私は迷っている。何を話すべきか。どこまで教えてよいものか。

だいたいこんな感じで考えている、というようなことは、昨年の段階で話したことがあった。どこまで本気にされていたか怪しいところで、実際に行動に移していることを打ち明けたら呆れられるかもしれない。
何を言われようと私は構わないのだが、しかし時期が微妙に悪い。これまでの生活が終わるギリギリのタイミング、つまりまだ新しい生活が始まる前の段階で、そのため何も成果が出ていない状態だ。個人的には、具体的に動き出してある程度の結果が形になったものを見せていきたいと考えていたため、ここですべてオープンにしてしまうのは、心理的に感触が悪い。

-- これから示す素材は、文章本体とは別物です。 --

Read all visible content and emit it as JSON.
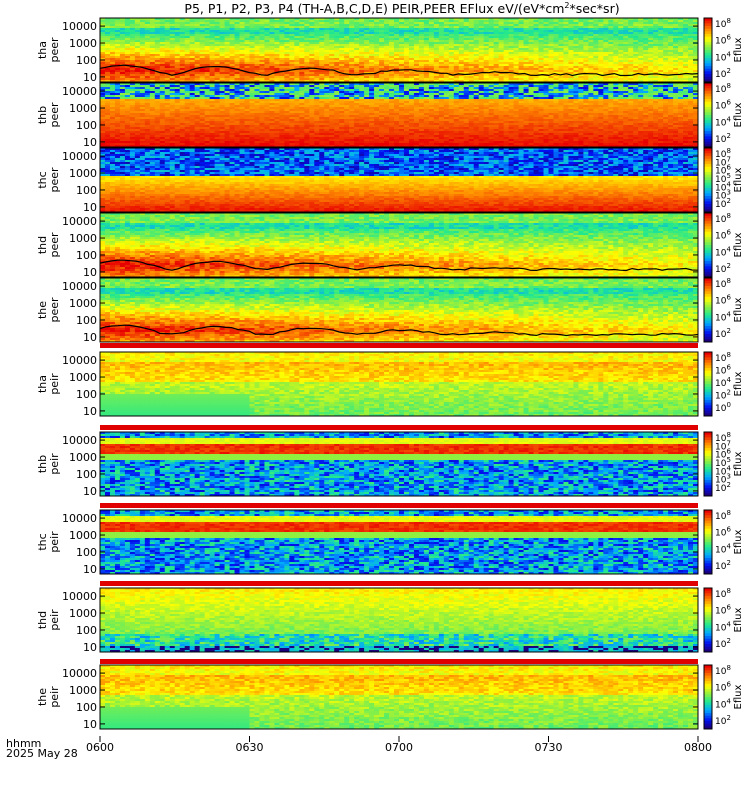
{
  "title": "P5, P1, P2, P3, P4 (TH-A,B,C,D,E) PEIR,PEER EFlux eV/(eV*cm",
  "title_sup": "2",
  "title_tail": "*sec*sr)",
  "footer": {
    "line1": "hhmm",
    "line2": "2025 May 28"
  },
  "colors": {
    "frame": "#000000",
    "sep_red": "#e00000"
  },
  "chart_data": {
    "type": "heatmap",
    "time_ticks": [
      "0600",
      "0630",
      "0700",
      "0730",
      "0800"
    ],
    "xlim": [
      "06:00",
      "08:00"
    ],
    "y_ticks": [
      "10",
      "100",
      "1000",
      "10000"
    ],
    "ylim": [
      5,
      30000
    ],
    "y_scale": "log",
    "colorbar_title": "Eflux",
    "panels": [
      {
        "probe": "tha",
        "species": "peer",
        "label_top": "tha",
        "label_bot": "peer",
        "cb_exps": [
          "2",
          "4",
          "6",
          "8"
        ],
        "style": "electron-hot",
        "overlay": true
      },
      {
        "probe": "thb",
        "species": "peer",
        "label_top": "thb",
        "label_bot": "peer",
        "cb_exps": [
          "2",
          "4",
          "6",
          "8"
        ],
        "style": "electron-saturated",
        "overlay": false
      },
      {
        "probe": "thc",
        "species": "peer",
        "label_top": "thc",
        "label_bot": "peer",
        "cb_exps": [
          "2",
          "3",
          "4",
          "5",
          "6",
          "7",
          "8"
        ],
        "style": "electron-banded",
        "overlay": false
      },
      {
        "probe": "thd",
        "species": "peer",
        "label_top": "thd",
        "label_bot": "peer",
        "cb_exps": [
          "2",
          "4",
          "6",
          "8"
        ],
        "style": "electron-hot",
        "overlay": true
      },
      {
        "probe": "the",
        "species": "peer",
        "label_top": "the",
        "label_bot": "peer",
        "cb_exps": [
          "2",
          "4",
          "6",
          "8"
        ],
        "style": "electron-hot",
        "overlay": true
      },
      {
        "probe": "tha",
        "species": "peir",
        "label_top": "tha",
        "label_bot": "peir",
        "cb_exps": [
          "0",
          "2",
          "4",
          "6",
          "8"
        ],
        "style": "ion-green",
        "overlay": false
      },
      {
        "probe": "thb",
        "species": "peir",
        "label_top": "thb",
        "label_bot": "peir",
        "cb_exps": [
          "2",
          "3",
          "4",
          "5",
          "6",
          "7",
          "8"
        ],
        "style": "ion-noisy",
        "overlay": false
      },
      {
        "probe": "thc",
        "species": "peir",
        "label_top": "thc",
        "label_bot": "peir",
        "cb_exps": [
          "2",
          "4",
          "6",
          "8"
        ],
        "style": "ion-noisy",
        "overlay": false
      },
      {
        "probe": "thd",
        "species": "peir",
        "label_top": "thd",
        "label_bot": "peir",
        "cb_exps": [
          "2",
          "4",
          "6",
          "8"
        ],
        "style": "ion-green-low",
        "overlay": false
      },
      {
        "probe": "the",
        "species": "peir",
        "label_top": "the",
        "label_bot": "peir",
        "cb_exps": [
          "2",
          "4",
          "6",
          "8"
        ],
        "style": "ion-green",
        "overlay": false
      }
    ]
  }
}
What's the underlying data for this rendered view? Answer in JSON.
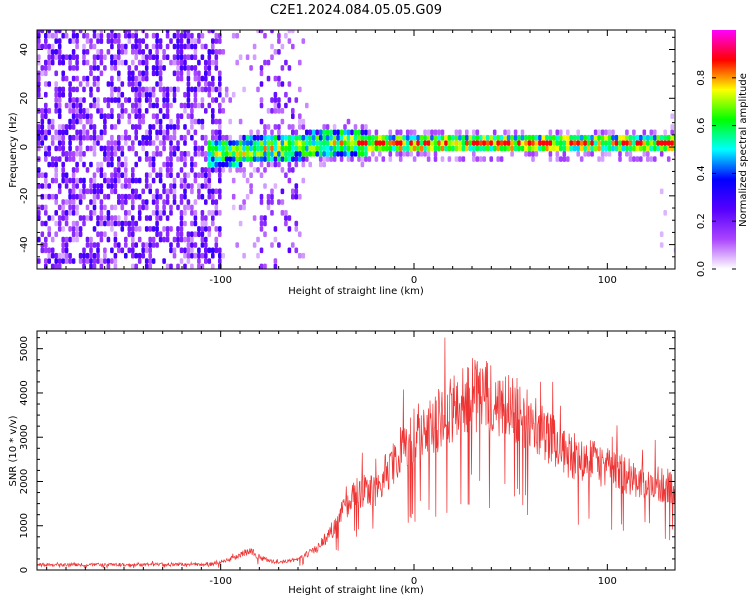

ならば新しい部分については一切を秘匿し、周囲に合わせて、ありふれた退屈なエピソードでも語ることにしようか。本当にそれでよいのだろうか……うっかり口走ってしまわないだろうか……言わないことで余計な不満を抱え込むことになるのではないだろうか。
どのみち、雑念は湧いて出てくるわけだ。難儀なことだな。

仲のいい間柄でも話すべき内容は精査してから表に出さないと、後悔する羽目になるということは、過去の経験から学んだことだ。それは家族相手にも同じことで、畢竟、最後まで信じられるのは自分しかいないのだから。